Black Bear put his ear to the chest of the wounded man.
"No, he is breathing," he answered in the same language.
"Then put him on your horse and take him home," thundered Eagle Eye. "He is your friend. You brought him among us to bring death and trouble and disgrace to your own people. Now look out for him. And you"—he pointed his finger in the face of Black Bear with a look that made him cringe, "go to the chief when you get there. I know what you were going to do. I heard your plan. The chief will settle with you for it."
Without a word the Indian stooped and picking up the body of Red Snake threw it across his horse, mounted behind it, and rode away. Eagle Eye stayed behind to bury the dead, look after the wounded, and see that the Indians who were too drunken to take care of themselves were mounted and started back toward their village.
When he arrived Black Bear was there.
"Does Red Snake still live?" he asked.
"He still lives," replied Black Bear.
"So much the worse for you," Eagle Eye told him, and driving Black Bear before him went straight to the lodge of the chief, where he told him the whole story.
When it was finished the old man turned to Black Bear.
"Have you no love for your people," he asked, "that you are willing to lead them to death and destruction? Well are you named 'Black Bear,' who sees not the danger when his nose is tickled by the honey-pots of strangers. You would have betrayed your people. You would have led your own kindred into the snare laid for you by the white man who has a bad heart toward Indians. You have caused the death of our young men. You are not worthy to live in the lodge of your people. Go; from this day forth you are no longer one of us. We cast you out. Now go!"
He slunk away, and at the same moment a young squaw entered the lodge of the chief in search of Eagle Eye.
"You speak the tongue of the white man," she said. "Come!"
Leading him to a teepee not far away she pushed aside the skin that hung over the door.

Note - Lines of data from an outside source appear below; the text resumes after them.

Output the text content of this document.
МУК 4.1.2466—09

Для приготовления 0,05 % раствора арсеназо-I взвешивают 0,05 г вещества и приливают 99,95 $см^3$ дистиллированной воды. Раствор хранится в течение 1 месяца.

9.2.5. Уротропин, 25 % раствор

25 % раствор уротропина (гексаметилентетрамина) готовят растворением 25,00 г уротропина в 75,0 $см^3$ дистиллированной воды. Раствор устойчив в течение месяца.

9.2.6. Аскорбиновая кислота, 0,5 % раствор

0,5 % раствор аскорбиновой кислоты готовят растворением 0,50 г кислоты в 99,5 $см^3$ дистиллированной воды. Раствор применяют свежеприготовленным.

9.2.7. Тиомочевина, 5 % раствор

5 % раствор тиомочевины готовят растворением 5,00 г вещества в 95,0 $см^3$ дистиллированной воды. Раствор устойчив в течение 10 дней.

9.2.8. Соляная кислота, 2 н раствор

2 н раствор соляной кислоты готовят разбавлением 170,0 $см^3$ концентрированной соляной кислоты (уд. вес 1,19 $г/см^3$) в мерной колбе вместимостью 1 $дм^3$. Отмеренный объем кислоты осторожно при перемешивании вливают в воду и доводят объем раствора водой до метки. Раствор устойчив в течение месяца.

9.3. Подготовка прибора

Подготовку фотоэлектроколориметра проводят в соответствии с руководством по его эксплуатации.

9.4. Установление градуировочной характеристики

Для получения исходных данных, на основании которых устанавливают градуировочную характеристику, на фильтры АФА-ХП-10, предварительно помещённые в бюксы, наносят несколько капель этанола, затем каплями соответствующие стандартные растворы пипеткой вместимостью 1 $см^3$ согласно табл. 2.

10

He entered and saw Red Snake lying on a pile of skins and blankets in a corner, crushed and bleeding, the seal of approaching death upon his face.
As Eagle Eye approached him he opened his eyes.
"You die," said the Indian, looking down upon him sternly, his arms folded across his breast.
Red Snake looked up, the dew of death upon his forehead.
"Yes," he sneered. "It's all over. The game's up—and I'm glad of it."
"Who are you? What you name?" asked Eagle Eye.
"No matter who I am. I've sacrificed all claim to the name I was born with. I'll die as I have lived, as 'Red Snake,' a squaw-man, a renegade, a drunkard, an all-around bad egg."
As the words left his lips a shudder ran through his body, his eyes flew wide, and he clutched wildly at his breast; then with a gasping breath fell backward, the blood gushing from his lips.
Eagle Eye bent over him. The Indian head-dress had been lost or cast aside and his thick mane of red hair fell loose about his face. Beneath the buckskin shirt which he had thrust aside in his agony his skin was smooth and white, and, as if in immutable justice for the deed that he had done, a feathered arrow protruded from his breast.
The Indian stood looking down at the dead body for a moment, then spurned it with his foot.
He turned presently and cast his keen eyes about the wigwam. With a step as soft as that of a panther he skirted its walls, and from under a heap of hides, blankets and rubbish in a corner drew forth a battered tin box.
For a moment he stood holding it in his hands and gazing at it curiously. Then he tucked it under his arm under his blanket, and with a backward glance at the body and a muttered "Ugh!" lifted the flap and passed out into the night.